Files that do not have a .json suffix or are not in proper JSON format
will be ignored. As mentioned earlier, jostler is different from pusher
by not indiscriminately including all files in the bundle regardless
of their content. This behavior of `jostler` will provide [better
security](https://github.com/m-lab/pusher/blob/main/DESIGN.md#7-security-considerations).

It is highly desirable that `jostler` guarantees it will not upload the
same new format file more than once. With this guarantee there will be
no need to deduplicate data. Due to asynchronous pod reboots and GCS
failures, the feasibility of this guarantee is currently unclear but
every effort will be made to obviate the need for data deduplication.

### 2.8. Concurrency and shared data

To be written.

### 2.9. Missed data files

For all _planned_ reboots, upload agents on M-Lab nodes will have a
duration to flush out their active data and wrap up gracefully so that
no files are missed. For `pusher`, the duration is specified with the
`-sigtermWait` flag and for `jostler` it will be specified with the
`-flushTimeout` flag.

However, because pods can have _unplanned_ restarts at any
time, it is possible for `jostler` (or any other agent) to
miss the Writable file was closed (`IN_CLOSE_WRITE`) or
File was moved to (`IN_MOVED_FROM`) `inotify` events.
Also if too many events occur at once, the `inotify` event
queue can overflow and lose some events (see [Limitations and
caveats](https://man7.org/linux/man-pages/man7/inotify.7.html)).
Additionally, if upload to GCS fails, the individual new format files
that were in the bundle will not be deleted.

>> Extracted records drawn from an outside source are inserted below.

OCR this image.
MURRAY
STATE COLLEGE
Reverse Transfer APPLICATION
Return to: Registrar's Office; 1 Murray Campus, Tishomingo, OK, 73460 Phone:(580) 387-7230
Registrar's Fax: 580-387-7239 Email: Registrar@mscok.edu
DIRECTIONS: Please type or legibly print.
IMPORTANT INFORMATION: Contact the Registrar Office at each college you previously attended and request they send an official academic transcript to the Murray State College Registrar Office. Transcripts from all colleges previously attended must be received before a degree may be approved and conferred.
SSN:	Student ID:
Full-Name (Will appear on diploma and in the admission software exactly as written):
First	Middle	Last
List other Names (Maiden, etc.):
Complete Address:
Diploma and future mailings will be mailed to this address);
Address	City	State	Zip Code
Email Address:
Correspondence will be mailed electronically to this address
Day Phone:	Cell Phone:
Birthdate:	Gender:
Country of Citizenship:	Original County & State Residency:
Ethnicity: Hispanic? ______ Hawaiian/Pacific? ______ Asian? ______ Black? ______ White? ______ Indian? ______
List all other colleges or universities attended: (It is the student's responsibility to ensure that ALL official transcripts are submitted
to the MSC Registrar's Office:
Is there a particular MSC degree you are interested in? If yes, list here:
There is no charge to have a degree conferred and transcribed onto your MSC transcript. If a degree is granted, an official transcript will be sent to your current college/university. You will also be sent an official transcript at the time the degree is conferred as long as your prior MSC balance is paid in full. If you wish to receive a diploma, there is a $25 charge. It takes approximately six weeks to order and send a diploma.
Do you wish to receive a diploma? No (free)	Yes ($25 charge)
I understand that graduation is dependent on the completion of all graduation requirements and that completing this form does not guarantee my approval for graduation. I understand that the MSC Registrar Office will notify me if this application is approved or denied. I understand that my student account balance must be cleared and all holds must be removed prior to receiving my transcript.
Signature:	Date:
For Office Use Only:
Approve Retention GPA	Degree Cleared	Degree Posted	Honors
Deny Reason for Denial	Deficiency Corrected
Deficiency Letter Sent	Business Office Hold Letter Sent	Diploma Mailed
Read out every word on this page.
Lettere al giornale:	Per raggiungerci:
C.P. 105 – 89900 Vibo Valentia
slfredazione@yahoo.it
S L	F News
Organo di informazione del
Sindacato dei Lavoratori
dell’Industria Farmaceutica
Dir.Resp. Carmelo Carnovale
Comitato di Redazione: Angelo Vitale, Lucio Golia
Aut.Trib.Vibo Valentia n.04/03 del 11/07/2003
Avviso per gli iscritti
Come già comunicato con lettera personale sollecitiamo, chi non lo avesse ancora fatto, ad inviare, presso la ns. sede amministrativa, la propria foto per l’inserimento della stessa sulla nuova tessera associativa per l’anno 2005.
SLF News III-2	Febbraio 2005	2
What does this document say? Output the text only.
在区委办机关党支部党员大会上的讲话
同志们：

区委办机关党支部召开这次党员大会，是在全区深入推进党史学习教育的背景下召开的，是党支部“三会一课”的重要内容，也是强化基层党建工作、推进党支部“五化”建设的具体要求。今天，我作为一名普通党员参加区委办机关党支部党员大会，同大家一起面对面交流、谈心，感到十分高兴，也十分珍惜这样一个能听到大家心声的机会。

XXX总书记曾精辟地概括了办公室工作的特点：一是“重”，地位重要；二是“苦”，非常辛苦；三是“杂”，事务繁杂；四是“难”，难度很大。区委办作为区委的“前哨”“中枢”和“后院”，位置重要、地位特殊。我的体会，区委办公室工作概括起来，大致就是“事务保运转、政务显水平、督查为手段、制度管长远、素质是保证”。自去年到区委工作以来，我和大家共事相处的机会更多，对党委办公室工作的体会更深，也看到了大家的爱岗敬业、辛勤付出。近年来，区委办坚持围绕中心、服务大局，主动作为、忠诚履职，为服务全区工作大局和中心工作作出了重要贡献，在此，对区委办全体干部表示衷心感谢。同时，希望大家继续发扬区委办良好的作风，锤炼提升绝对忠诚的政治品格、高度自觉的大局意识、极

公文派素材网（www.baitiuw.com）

When a file's last modification time is more than a configurable
duration (e.g., 2 hours), `jostler` assumes it either missed the file's
`IN_CLOSE_WRITE` or `IN_MOVED_FROM` event or uploading to GCS wasn't
successful. In cases like this, `jostler` considers the file eligible
for upload. This also means that files that are open but are not modified
for more than the configurable duration will be uploaded _prematurely_.
This is why it is required that new measurements should not keep a file
open without writing to it for more than a few minutes.